Oslo, Norway

Beyond Bjorvika - Opera Oslo

2000  Project 

The New Opera House, the first in Norway, not only fulfills functional, constructive and formal requirements. A landmark tends to meet emotional criteria, quite like any other important architecture.

The criteria are hard to express verbally, such as surprise, longing and formal vitality. In accordance with the ethical functions of architecture, such an edifice should represent the creativity displayed by singers, actors and dancers and, further, the "playful" superiority of professionally practiced art over financial and political power. The allegorical function attached to the building and the view from above over the sea, the city and the countryside are the project fundamental concepts. This is why the Opera is accessible from a second urban plane thirty meters above Oslo.

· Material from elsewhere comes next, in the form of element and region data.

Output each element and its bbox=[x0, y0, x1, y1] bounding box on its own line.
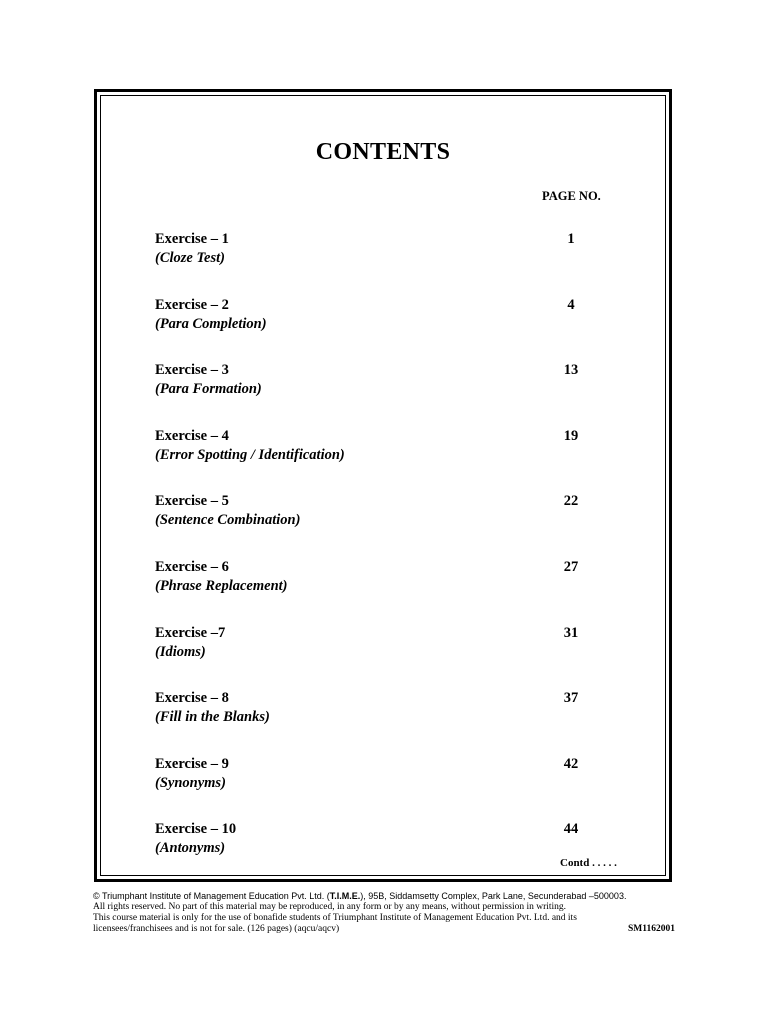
contents-entry bbox=[155, 625, 615, 669]
exercise-topic: (Para Formation) bbox=[155, 381, 262, 398]
contents-entry bbox=[155, 297, 615, 341]
contents-entry bbox=[155, 493, 615, 537]
exercise-topic: (Cloze Test) bbox=[155, 250, 225, 266]
exercise-page-number: 1 bbox=[567, 231, 575, 247]
contents-entry bbox=[155, 821, 615, 865]
exercise-name: Exercise – 3 bbox=[155, 362, 229, 379]
footer bbox=[93, 891, 675, 935]
footer-rights-line: All rights reserved. No part of this material may be reproduced, in any form or by any means, without permission in writing. bbox=[93, 902, 567, 912]
exercise-topic: (Antonyms) bbox=[155, 840, 226, 857]
exercise-page-number: 42 bbox=[563, 755, 579, 772]
exercise-page-number: 19 bbox=[563, 427, 579, 444]
exercise-name: Exercise – 8 bbox=[155, 690, 229, 707]
exercise-page-number: 13 bbox=[563, 362, 579, 379]
exercise-name: Exercise – 4 bbox=[155, 427, 229, 444]
exercise-name: Exercise – 1 bbox=[155, 231, 229, 247]
exercise-page-number: 37 bbox=[563, 690, 579, 707]
exercise-topic: (Fill in the Blanks) bbox=[155, 709, 270, 726]
footer-address: ), 95B, Siddamsetty Complex, Park Lane, Secunderabad –500003. bbox=[360, 891, 627, 901]
page-border bbox=[94, 89, 672, 882]
exercise-page-number: 31 bbox=[563, 624, 579, 641]
contents-entry bbox=[155, 428, 615, 472]
exercise-topic: (Phrase Replacement) bbox=[155, 578, 288, 594]
footer-code: SM1162001 bbox=[628, 924, 675, 934]
exercise-topic: (Sentence Combination) bbox=[155, 512, 301, 529]
contents-entry bbox=[155, 231, 615, 275]
exercise-name: Exercise – 6 bbox=[155, 559, 229, 575]
exercise-topic: (Para Completion) bbox=[155, 315, 267, 332]
exercise-page-number: 22 bbox=[563, 493, 579, 510]
exercise-name: Exercise –7 bbox=[155, 624, 226, 641]
contents-entry bbox=[155, 690, 615, 734]
exercise-topic: (Idioms) bbox=[155, 643, 206, 660]
exercise-page-number: 4 bbox=[567, 296, 575, 313]
footer-brand: T.I.M.E. bbox=[329, 891, 361, 901]
exercise-name: Exercise – 5 bbox=[155, 493, 229, 510]
exercise-topic: (Synonyms) bbox=[155, 774, 226, 791]
footer-usage-line: This course material is only for the use of bonafide students of Triumphant Institute of Management Education Pvt. Ltd. and its bbox=[93, 913, 577, 923]
exercise-topic: (Error Spotting / Identification) bbox=[155, 446, 345, 463]
footer-copyright-prefix: © Triumphant Institute of Management Education Pvt. Ltd. ( bbox=[93, 891, 330, 901]
contents-entry bbox=[155, 756, 615, 800]
page-no-heading: PAGE NO. bbox=[542, 189, 601, 203]
contents-entry bbox=[155, 559, 615, 603]
exercise-name: Exercise – 10 bbox=[155, 821, 237, 838]
footer-last-row bbox=[93, 924, 675, 935]
contents-title: CONTENTS bbox=[315, 139, 451, 165]
contents-entry bbox=[155, 362, 615, 406]
footer-sale-line: licensees/franchisees and is not for sale. (126 pages) (aqcu/aqcv) bbox=[93, 924, 340, 934]
exercise-page-number: 44 bbox=[563, 821, 579, 838]
exercise-page-number: 27 bbox=[563, 559, 579, 575]
exercise-name: Exercise – 2 bbox=[155, 296, 229, 313]
exercise-name: Exercise – 9 bbox=[155, 755, 229, 772]
footer-copyright-line bbox=[93, 891, 675, 902]
continued-note: Contd . . . . . bbox=[560, 857, 617, 869]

The axial access from the district of Bjorvika is tangent to the new Opera House at the foot of an equally impressive, yet constructively delicate, vaulted aluminum shell into which broad steps and pedestals have been integrated or escalators incised at different inclinations.

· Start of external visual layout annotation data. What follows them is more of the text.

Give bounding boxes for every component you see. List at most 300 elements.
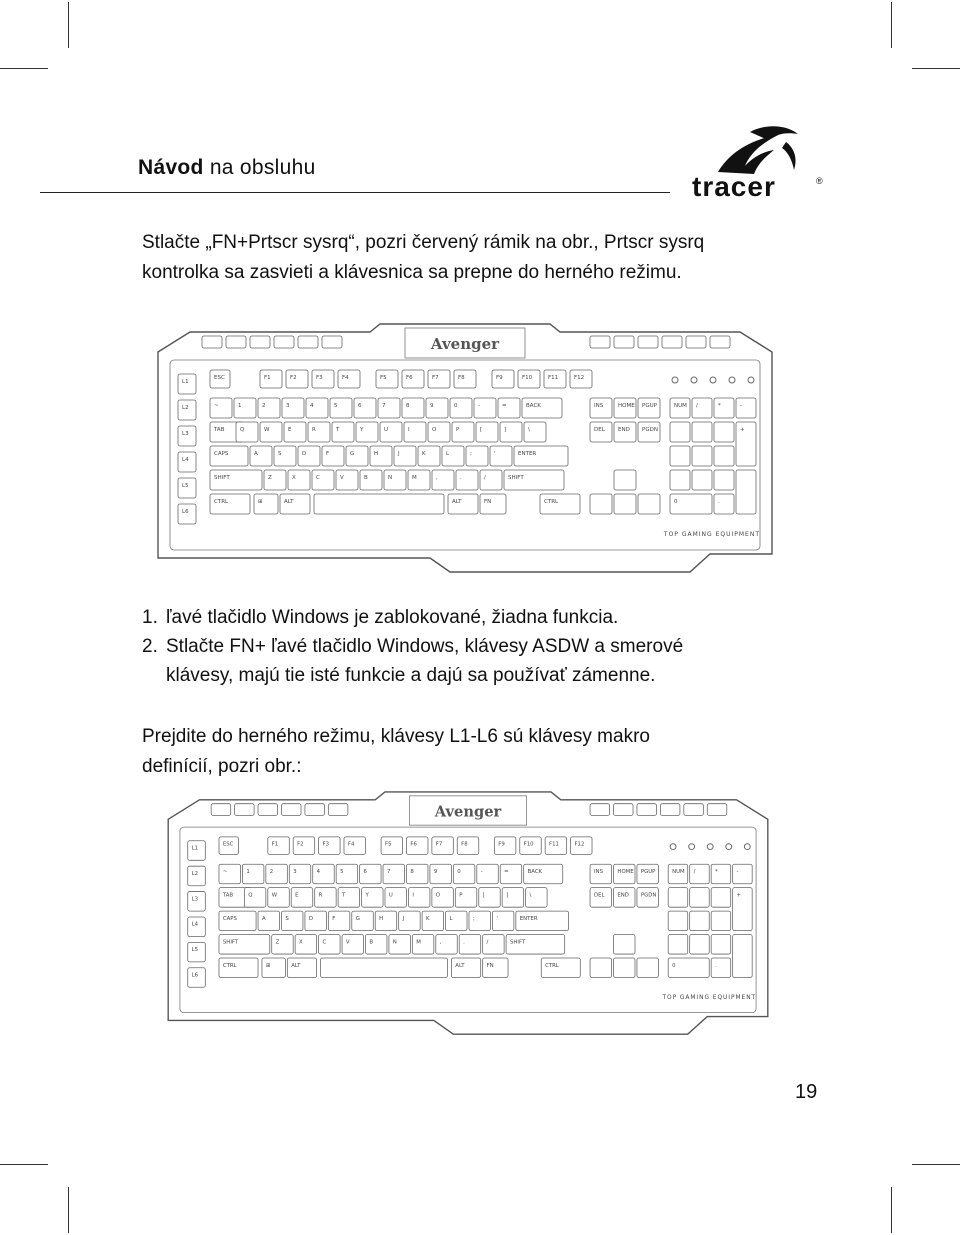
key <box>352 911 373 931</box>
key-label: L3 <box>191 896 199 903</box>
key-label: [ <box>480 427 483 433</box>
key <box>733 888 753 931</box>
key-label: 4 <box>310 403 314 409</box>
key-label: BACK <box>527 869 543 876</box>
key <box>260 370 282 388</box>
key-label: 1 <box>246 869 250 876</box>
key-label: PGDN <box>642 427 658 433</box>
key <box>714 422 734 442</box>
key <box>526 888 547 908</box>
list-item-text: ľavé tlačidlo Windows je zablokované, žiadna funkcia. <box>166 607 619 628</box>
crop-mark <box>891 2 892 48</box>
key <box>614 398 636 418</box>
key-label: 9 <box>433 869 438 876</box>
key-label: ALT <box>455 962 465 969</box>
key <box>328 804 348 816</box>
key <box>322 446 344 466</box>
key <box>541 958 580 978</box>
key-label: F5 <box>384 841 392 848</box>
key <box>733 935 753 978</box>
key-label: U <box>384 427 389 433</box>
key <box>614 958 635 978</box>
list-item-number: 2. <box>142 636 158 657</box>
key <box>480 494 506 514</box>
key <box>281 804 301 816</box>
key <box>469 911 490 931</box>
key <box>394 446 416 466</box>
key-label: ENTER <box>518 451 537 457</box>
key-label: 0 <box>672 962 676 969</box>
key <box>638 494 660 514</box>
key-label: ALT <box>291 962 301 969</box>
key <box>453 864 474 884</box>
key <box>268 888 289 908</box>
keyboard-diagram-2 <box>158 790 778 1040</box>
key-label: CAPS <box>214 451 229 457</box>
keyboard-diagram-1 <box>150 322 780 578</box>
key-label: L4 <box>191 921 199 928</box>
key-label: N <box>388 475 393 481</box>
key <box>690 911 710 931</box>
key <box>262 958 285 978</box>
key-label: ESC <box>222 841 234 848</box>
key <box>692 446 712 466</box>
indicator-led <box>748 377 754 383</box>
key-label: R <box>318 892 323 899</box>
key <box>516 911 569 931</box>
key-label: ' <box>494 451 496 457</box>
key <box>442 446 464 466</box>
indicator-led <box>744 844 750 850</box>
key <box>466 446 488 466</box>
key <box>426 398 448 418</box>
key-cap <box>322 336 342 348</box>
key-cap <box>670 470 690 490</box>
key-cap <box>298 336 318 348</box>
key-label: L3 <box>182 431 189 437</box>
key-cap <box>637 804 657 816</box>
key <box>614 422 636 442</box>
key-label: F <box>332 915 336 922</box>
key-label: FN <box>486 962 494 969</box>
key-label: F1 <box>264 375 271 381</box>
key-label: BACK <box>526 403 541 409</box>
key-label: I <box>412 892 414 899</box>
key <box>210 494 250 514</box>
key-label: F8 <box>458 375 465 381</box>
key <box>479 888 500 908</box>
key <box>330 398 352 418</box>
key-label: ENTER <box>519 915 538 922</box>
key <box>236 422 258 442</box>
key-label: SHIFT <box>509 939 526 946</box>
key-label: ] <box>504 427 507 433</box>
key-label: CTRL <box>214 499 229 505</box>
key-label: SHIFT <box>222 939 239 946</box>
key-label: = <box>502 403 507 409</box>
key <box>690 888 710 908</box>
key <box>383 864 404 884</box>
key <box>210 446 248 466</box>
key <box>614 470 636 490</box>
key <box>226 336 246 348</box>
key-label: NUM <box>674 403 687 409</box>
key <box>690 864 710 884</box>
key <box>385 888 406 908</box>
list-item-text: Stlačte FN+ ľavé tlačidlo Windows, klávesy ASDW a smerové <box>166 636 684 657</box>
key <box>492 370 514 388</box>
key <box>178 426 196 446</box>
key <box>590 422 612 442</box>
key <box>506 935 565 955</box>
key-cap <box>250 336 270 348</box>
list-item <box>142 603 862 632</box>
key-cap <box>321 958 448 978</box>
key-cap <box>733 888 753 931</box>
key-label: F <box>326 451 330 457</box>
key-label: B <box>364 475 368 481</box>
key <box>258 804 278 816</box>
key-cap <box>614 935 635 955</box>
key-label: F10 <box>522 375 533 381</box>
key <box>714 398 734 418</box>
key <box>188 841 206 861</box>
key <box>384 470 406 490</box>
key <box>590 336 610 348</box>
intro-paragraph <box>142 228 842 288</box>
key-label: ALT <box>284 499 294 505</box>
key-label: CTRL <box>545 962 559 969</box>
key-label: H <box>379 915 384 922</box>
key-label: 4 <box>316 869 321 876</box>
macro-line-1: Prejdite do herného režimu, klávesy L1-L6 sú klávesy makro <box>142 726 650 747</box>
key-label: - <box>740 403 742 409</box>
registered-mark: ® <box>816 176 823 186</box>
key <box>662 336 682 348</box>
key-label: W <box>271 892 278 899</box>
key-label: L <box>446 451 450 457</box>
key <box>188 917 206 937</box>
key-label: = <box>504 869 509 876</box>
key <box>711 958 731 978</box>
header-divider <box>40 192 670 193</box>
key-label: V <box>340 475 344 481</box>
key-label: - <box>480 869 483 876</box>
key-label: PGUP <box>640 869 656 876</box>
key-label: G <box>355 915 360 922</box>
indicator-led <box>689 844 695 850</box>
key-label: . <box>718 499 720 505</box>
key <box>266 864 287 884</box>
key <box>670 422 690 442</box>
key-label: ; <box>472 915 475 922</box>
key-label: DEL <box>594 427 605 433</box>
key <box>321 958 448 978</box>
key-label: Q <box>248 892 253 899</box>
key-label: H <box>374 451 379 457</box>
key <box>250 336 270 348</box>
key <box>412 935 433 955</box>
key <box>494 837 515 855</box>
key-label: ESC <box>214 375 225 381</box>
key-label: Z <box>268 475 272 481</box>
key <box>336 470 358 490</box>
key-cap <box>328 804 348 816</box>
key-label: O <box>435 892 440 899</box>
key-label: P <box>456 427 460 433</box>
key-label: FN <box>484 499 492 505</box>
key <box>660 804 680 816</box>
indicator-led <box>710 377 716 383</box>
key-cap <box>590 804 610 816</box>
key <box>313 864 334 884</box>
key-cap <box>736 422 756 466</box>
key <box>280 494 310 514</box>
key-label: DEL <box>593 892 605 899</box>
key-cap <box>692 446 712 466</box>
crop-mark <box>0 68 48 69</box>
key <box>211 804 231 816</box>
key <box>344 837 365 855</box>
key-label: . <box>715 962 717 969</box>
key <box>711 935 731 955</box>
key <box>670 494 712 514</box>
key-cap <box>711 958 731 978</box>
key <box>376 370 398 388</box>
key <box>692 422 712 442</box>
key-label: W <box>264 427 270 433</box>
key <box>637 804 657 816</box>
instruction-list <box>142 603 862 690</box>
key-cap <box>690 911 710 931</box>
key-label: 3 <box>286 403 290 409</box>
key-label: O <box>432 427 437 433</box>
key-label: INS <box>594 403 604 409</box>
key-label: J <box>398 451 400 457</box>
key <box>402 370 424 388</box>
key-label: U <box>388 892 393 899</box>
key-label: M <box>416 939 421 946</box>
key <box>670 470 690 490</box>
key <box>235 804 255 816</box>
header-title-rest: na obsluhu <box>203 156 316 179</box>
key <box>684 804 704 816</box>
key-cap <box>614 804 634 816</box>
key-label: \ <box>528 427 530 433</box>
crop-mark <box>912 68 960 69</box>
key-label: C <box>316 475 320 481</box>
key-label: 9 <box>430 403 434 409</box>
tracer-logo <box>690 122 830 202</box>
key-cap <box>733 935 753 978</box>
key-label: K <box>426 915 430 922</box>
list-item-number: 1. <box>142 607 158 628</box>
key-label: INS <box>593 869 603 876</box>
key <box>474 398 496 418</box>
key-label: PGUP <box>642 403 657 409</box>
key <box>322 336 342 348</box>
key <box>714 470 734 490</box>
key-label: L6 <box>191 972 199 979</box>
key <box>638 398 660 418</box>
key <box>406 864 427 884</box>
key-label: HOME <box>617 869 634 876</box>
key-label: HOME <box>618 403 635 409</box>
key <box>692 398 712 418</box>
key <box>287 958 316 978</box>
key <box>500 864 521 884</box>
key <box>356 422 378 442</box>
key-cap <box>714 446 734 466</box>
key-label: / <box>484 475 486 481</box>
key <box>454 370 476 388</box>
key-label: Y <box>360 427 364 433</box>
key-label: R <box>312 427 316 433</box>
key <box>315 888 336 908</box>
key-cap <box>281 804 301 816</box>
key-cap <box>662 336 682 348</box>
key <box>668 911 688 931</box>
key-cap <box>235 804 255 816</box>
key <box>234 398 256 418</box>
key <box>455 888 476 908</box>
key <box>319 837 340 855</box>
key <box>545 837 566 855</box>
key-label: + <box>736 892 742 899</box>
key-label: 5 <box>340 869 344 876</box>
key-cap <box>711 911 731 931</box>
key <box>498 398 520 418</box>
key <box>451 958 480 978</box>
key <box>286 370 308 388</box>
indicator-led <box>726 844 732 850</box>
key-label: F11 <box>549 841 559 848</box>
key-label: ⊞ <box>258 499 263 505</box>
key <box>342 935 363 955</box>
key-label: L4 <box>182 457 189 463</box>
key <box>514 446 568 466</box>
key-cap <box>692 470 712 490</box>
key-label: ] <box>506 892 509 899</box>
key-label: S <box>278 451 282 457</box>
key-label: ~ <box>214 403 219 409</box>
key-label: F9 <box>496 375 503 381</box>
key <box>362 888 383 908</box>
crop-mark <box>912 1164 960 1165</box>
key-label: F12 <box>574 375 585 381</box>
key <box>360 864 381 884</box>
key-cap <box>670 422 690 442</box>
key-cap <box>736 470 756 514</box>
key <box>692 470 712 490</box>
key <box>637 958 658 978</box>
key <box>714 494 734 514</box>
key-label: D <box>308 915 313 922</box>
key <box>305 804 325 816</box>
key <box>668 864 688 884</box>
key-label: F9 <box>498 841 505 848</box>
key <box>274 446 296 466</box>
key-label: X <box>292 475 296 481</box>
key-label: 2 <box>269 869 274 876</box>
key <box>381 837 402 855</box>
key <box>281 911 302 931</box>
key-label: F4 <box>342 375 349 381</box>
key <box>711 911 731 931</box>
key <box>428 370 450 388</box>
key <box>614 864 635 884</box>
key <box>668 935 688 955</box>
key <box>690 935 710 955</box>
key-label: / <box>693 869 696 876</box>
key <box>338 888 359 908</box>
key <box>408 470 430 490</box>
key-cap <box>211 804 231 816</box>
list-item-text: klávesy, majú tie isté funkcie a dajú sa používať zámenne. <box>166 665 656 686</box>
key-label: E <box>288 427 292 433</box>
key-label: ALT <box>452 499 462 505</box>
key-cap <box>226 336 246 348</box>
key-label: P <box>459 892 463 899</box>
key-cap <box>614 470 636 490</box>
key <box>686 336 706 348</box>
key <box>274 336 294 348</box>
key-label: CAPS <box>222 915 237 922</box>
key-label: N <box>392 939 397 946</box>
key-cap <box>258 804 278 816</box>
key-cap <box>614 336 634 348</box>
key <box>242 864 263 884</box>
key <box>450 398 472 418</box>
key <box>638 336 658 348</box>
key-label: PGDN <box>640 892 657 899</box>
key-label: SHIFT <box>214 475 230 481</box>
key-label: L <box>449 915 453 922</box>
key-cap <box>684 804 704 816</box>
key-label: 3 <box>293 869 297 876</box>
key <box>365 935 386 955</box>
key <box>268 837 289 855</box>
key-label: F2 <box>290 375 297 381</box>
key-label: 2 <box>262 403 266 409</box>
key-label: 0 <box>674 499 678 505</box>
macro-line-2: definícií, pozri obr.: <box>142 756 302 777</box>
key-label: ; <box>470 451 472 457</box>
key <box>305 911 326 931</box>
key-label: F6 <box>410 841 417 848</box>
key <box>210 370 230 388</box>
key <box>590 864 611 884</box>
key <box>319 935 340 955</box>
key-label: 8 <box>406 403 410 409</box>
key-cap <box>274 336 294 348</box>
key <box>312 470 334 490</box>
key-cap <box>314 494 444 514</box>
key-label: CTRL <box>222 962 237 969</box>
key-label: S <box>285 915 289 922</box>
key <box>614 804 634 816</box>
key <box>178 478 196 498</box>
key-label: Z <box>275 939 280 946</box>
key <box>457 837 478 855</box>
key-label: - <box>478 403 480 409</box>
key <box>284 422 306 442</box>
key-label: Q <box>240 427 245 433</box>
key <box>219 837 239 855</box>
key <box>389 935 410 955</box>
key <box>178 504 196 524</box>
key <box>670 446 690 466</box>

The escalators, moving walkways, steps and pedestals are nothing but a third-dimensional extension of the city's footpaths - and visitors going up with the escalators are shown successively different images of Oslo before they reach the terrace above the city, finally to experience themselves as observers of a greater entity. This second urban level is meant to serve various activities, such as open-air performances, exhibitions and festivals. Cut out of this level, the foyer leads to the large and small auditoriums, the rehearsal halls and the ballet school, altogether accommodated around the stage tower in the entrance level "wing". Visitors calling at the port and those who find it difficult to use the vertical footpath network are invited to use the stairways and elevators on the west facade, leading directly to the foyer.

The most impressive part of the foyer is corbelled out and surrounds the auditorium. This part is paned throughout and, being fully visible from outside, likewise allows a view in any direction. The foyer is leveled at the same height as the uppermost tier. Entering the auditorium, 1388 visitors find their seats by walking down the rows with a constant view on the stage. All the other functions of the Opera House, a "large belly", are accommodated beneath an aluminum shell.